The organizations which have been granted leave are the federal government’s Director of Public Prosecutions, the Attorney General of British Columbia, the Canadian Civil Liberties Association, and the Criminal Lawyers’ Association (Ontario).
The case, which was recently discussed by Rebecca Ross in her December 17th post, involves an 18-year old male who appeared “suspicious” to police officers while walking near a school in Toronto’s Greenwood and Danforth area. The police officers approached and questioned him for about seven minutes. They asked if he “had anything that he shouldn’t.” Acting honestly, the young man replied that he was carrying a small bag of marijuana. After the police probed further, he admitted to having a loaded firearm. He was immediately arrested.

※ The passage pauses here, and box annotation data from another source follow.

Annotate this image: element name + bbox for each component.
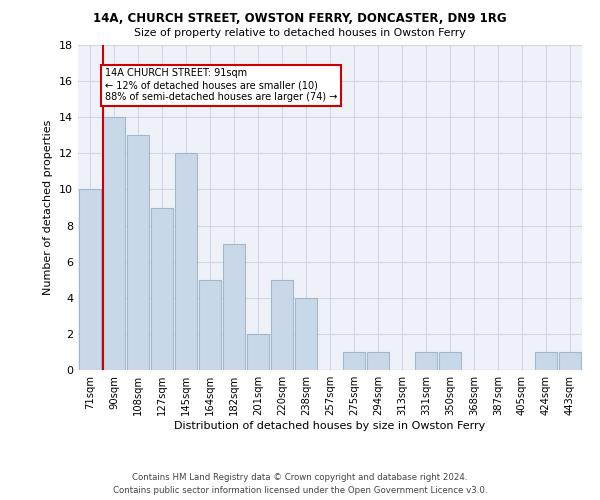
- Bar: [127, 136, 149, 370]
- Y-axis label: Number of detached properties: Number of detached properties: [43, 120, 53, 295]
- Bar: [103, 117, 125, 370]
- Bar: [535, 352, 557, 370]
- Bar: [175, 154, 197, 370]
- Text: Contains HM Land Registry data © Crown copyright and database right 2024.
Contai: Contains HM Land Registry data © Crown c…: [113, 474, 487, 495]
- Bar: [199, 280, 221, 370]
- Text: 14A CHURCH STREET: 91sqm
← 12% of detached houses are smaller (10)
88% of semi-d: 14A CHURCH STREET: 91sqm ← 12% of detach…: [105, 68, 337, 102]
- Bar: [439, 352, 461, 370]
- X-axis label: Distribution of detached houses by size in Owston Ferry: Distribution of detached houses by size …: [175, 421, 485, 431]
- Bar: [559, 352, 581, 370]
- Bar: [343, 352, 365, 370]
- Bar: [247, 334, 269, 370]
- Text: 14A, CHURCH STREET, OWSTON FERRY, DONCASTER, DN9 1RG: 14A, CHURCH STREET, OWSTON FERRY, DONCAS…: [93, 12, 507, 26]
- Bar: [151, 208, 173, 370]
- Bar: [271, 280, 293, 370]
- Bar: [415, 352, 437, 370]
- Bar: [367, 352, 389, 370]
- Bar: [223, 244, 245, 370]
- Bar: [295, 298, 317, 370]
- Text: Size of property relative to detached houses in Owston Ferry: Size of property relative to detached ho…: [134, 28, 466, 38]
- Bar: [79, 190, 101, 370]
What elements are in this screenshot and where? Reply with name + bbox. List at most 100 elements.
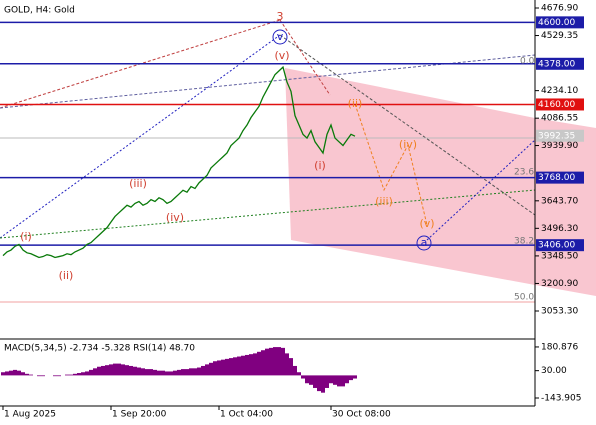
- y-tick-label: 3643.70: [541, 196, 578, 206]
- macd-bar: [281, 347, 285, 376]
- macd-bar: [209, 362, 213, 376]
- macd-bar: [233, 357, 237, 376]
- level-label: 4600.00: [538, 18, 575, 28]
- macd-bar: [117, 363, 121, 376]
- macd-bar: [253, 353, 257, 376]
- last-price-box: [536, 129, 584, 142]
- macd-bar: [121, 364, 125, 376]
- macd-bar: [245, 354, 249, 376]
- macd-bar: [97, 366, 101, 376]
- macd-bar: [89, 369, 93, 376]
- level-label-box: [536, 57, 584, 70]
- macd-bar: [269, 347, 273, 376]
- macd-bar: [53, 375, 57, 377]
- macd-bar: [305, 375, 309, 384]
- macd-bar: [229, 358, 233, 376]
- macd-bar: [57, 375, 61, 377]
- macd-bar: [205, 364, 209, 376]
- x-tick-label: 1 Aug 2025: [4, 410, 56, 420]
- level-label: 4160.00: [538, 100, 575, 110]
- macd-bar: [321, 375, 325, 393]
- macd-bar: [285, 353, 289, 376]
- channel: [535, 118, 596, 296]
- macd-bar: [37, 375, 41, 377]
- macd-bar: [161, 370, 165, 376]
- macd-bar: [197, 367, 201, 376]
- macd-bar: [69, 374, 73, 376]
- macd-bar: [141, 368, 145, 376]
- macd-bar: [1, 372, 5, 376]
- macd-bar: [221, 359, 225, 376]
- macd-bar: [297, 372, 301, 376]
- wave-label: (iv): [399, 138, 417, 151]
- macd-bar: [329, 375, 333, 384]
- macd-bar: [9, 370, 13, 376]
- macd-bar: [353, 375, 357, 379]
- chart-title: GOLD, H4: Gold: [4, 6, 75, 16]
- y-tick-label: 3053.30: [541, 306, 578, 316]
- macd-bar: [5, 371, 9, 376]
- wave-label: (iv): [166, 211, 184, 224]
- macd-bar: [189, 368, 193, 376]
- macd-bar: [85, 371, 89, 376]
- macd-bar: [345, 375, 349, 384]
- y-tick-label: 3939.90: [541, 141, 578, 151]
- macd-bar: [337, 375, 341, 387]
- wave-circle: [416, 235, 432, 251]
- macd-bar: [25, 373, 29, 376]
- last-price-label: 3992.35: [538, 131, 575, 141]
- y-tick-label: 4234.10: [541, 86, 578, 96]
- level-label-box: [536, 16, 584, 29]
- macd-bar: [237, 356, 241, 376]
- price-line: [2, 65, 356, 259]
- x-tick-label: 1 Sep 20:00: [112, 410, 167, 420]
- y-tick-label: 3348.50: [541, 251, 578, 261]
- level-label: 3768.00: [538, 173, 575, 183]
- fib-label: 50.0: [514, 293, 534, 303]
- macd-bar: [257, 351, 261, 376]
- indicator-tick-label: 180.876: [541, 342, 578, 352]
- macd-bar: [157, 370, 161, 376]
- macd-bar: [93, 368, 97, 376]
- y-tick-label: 3496.30: [541, 224, 578, 234]
- level-label: 4378.00: [538, 59, 575, 69]
- macd-bar: [185, 369, 189, 376]
- macd-bar: [41, 375, 45, 377]
- x-tick-label: 1 Oct 04:00: [220, 410, 273, 420]
- level-label: 3406.00: [538, 241, 575, 251]
- level-label-box: [536, 98, 584, 111]
- macd-bar: [169, 371, 173, 376]
- fib-label: 38.2: [514, 237, 534, 247]
- macd-bar: [325, 375, 329, 388]
- y-tick-label: 4529.35: [541, 31, 578, 41]
- macd-bar: [317, 375, 321, 392]
- wave-circle: [272, 29, 288, 45]
- y-tick-label: 4676.90: [541, 4, 578, 14]
- macd-bar: [349, 375, 353, 381]
- y-tick-label: 3200.90: [541, 279, 578, 289]
- level-label-box: [536, 239, 584, 252]
- macd-bar: [113, 363, 117, 376]
- macd-bar: [181, 369, 185, 376]
- macd-bar: [293, 365, 297, 376]
- macd-bar: [17, 370, 21, 376]
- wave-label: (i): [20, 230, 32, 243]
- indicator-tick-label: 30.00: [541, 366, 567, 376]
- level-label-box: [536, 171, 584, 184]
- macd-bar: [213, 361, 217, 376]
- macd-bar: [109, 364, 113, 376]
- wave-label: (v): [274, 49, 289, 62]
- y-tick-label: 4086.55: [541, 114, 578, 124]
- macd-bar: [65, 374, 69, 376]
- macd-bar: [13, 369, 17, 376]
- wave-label: (ii): [348, 97, 363, 110]
- macd-bar: [277, 347, 281, 376]
- wave-label: (iii): [375, 195, 393, 208]
- macd-bar: [201, 365, 205, 376]
- fib-label: 23.6: [514, 168, 534, 178]
- wave-label: v: [277, 30, 284, 43]
- macd-bar: [145, 369, 149, 376]
- macd-bar: [341, 375, 345, 387]
- macd-bar: [165, 371, 169, 376]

Deciding the case will likely force the SCC to re-articulate the bounds of the right to be secure against unreasonable search (s. 8 of the Charter), the right not to be arbitrarily detained (s. 9), and the circumstances under which evidence can be excluded under s. 24 (2). Critics of Court of Appeal’s decision in R v Grant (see (2006), 81 OR (3d) 1) have argued that the case creates a firearms exception to the s. 24(2) exclusion rule; that is, firearms have become nearly impossible to exclude from evidence, even in the context of a serious Charter breach.

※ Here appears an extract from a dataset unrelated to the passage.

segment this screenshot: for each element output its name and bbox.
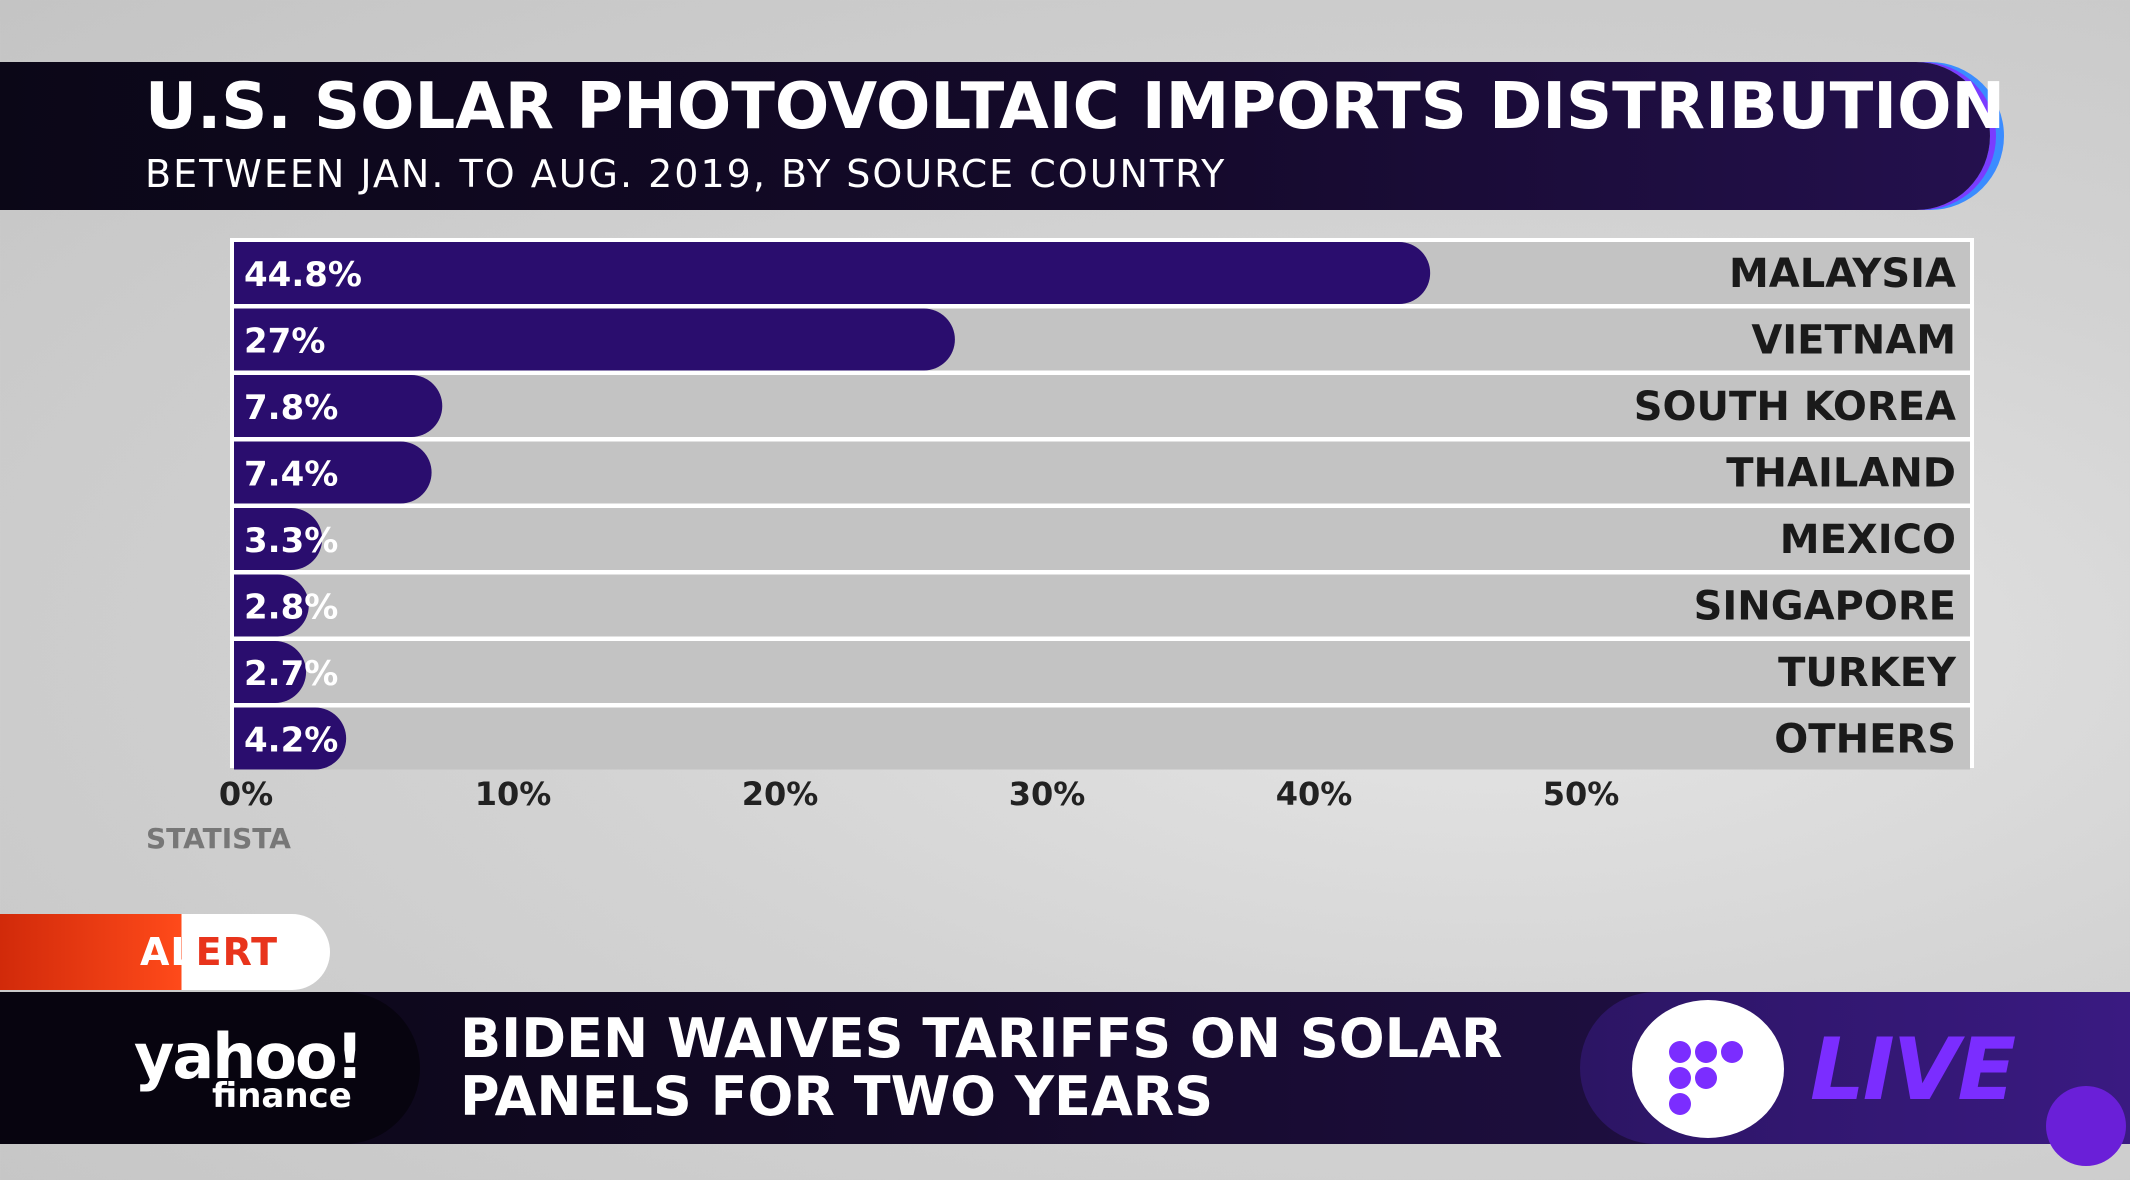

Obviously, the case raises many important issues of public policy and the SCC’s decision on the matter must be made in a way which recognizes that it will have implications impacting the interests of more than merely the parties involved. Consequently, granting these organizations intervener status will assist the SCC in understanding the broad social and political issues at stake.
Presumably, the Director of Public Prosecutions and the Attorney General of British Columbia will be supporting the position of the Attorney General of Ontario. The Canadian Civil Liberties Association and the Criminal Lawyers’ Association, on the other hand, will likely oppose the government’s position and argue that exclusion must be used as a tool to ensure law enforcement bodies investigate crimes while respecting the rights enshrined in the Charter.
All parties will be provided with limited space to make their arguments. The SCC has not yet decided whether to allow the interveners to present oral arguments and their written arguments will be limited to 10 pages. Nonetheless, their involvement will hopefully contribute to a decision which many of us at theCourt.ca are eagerly anticipating.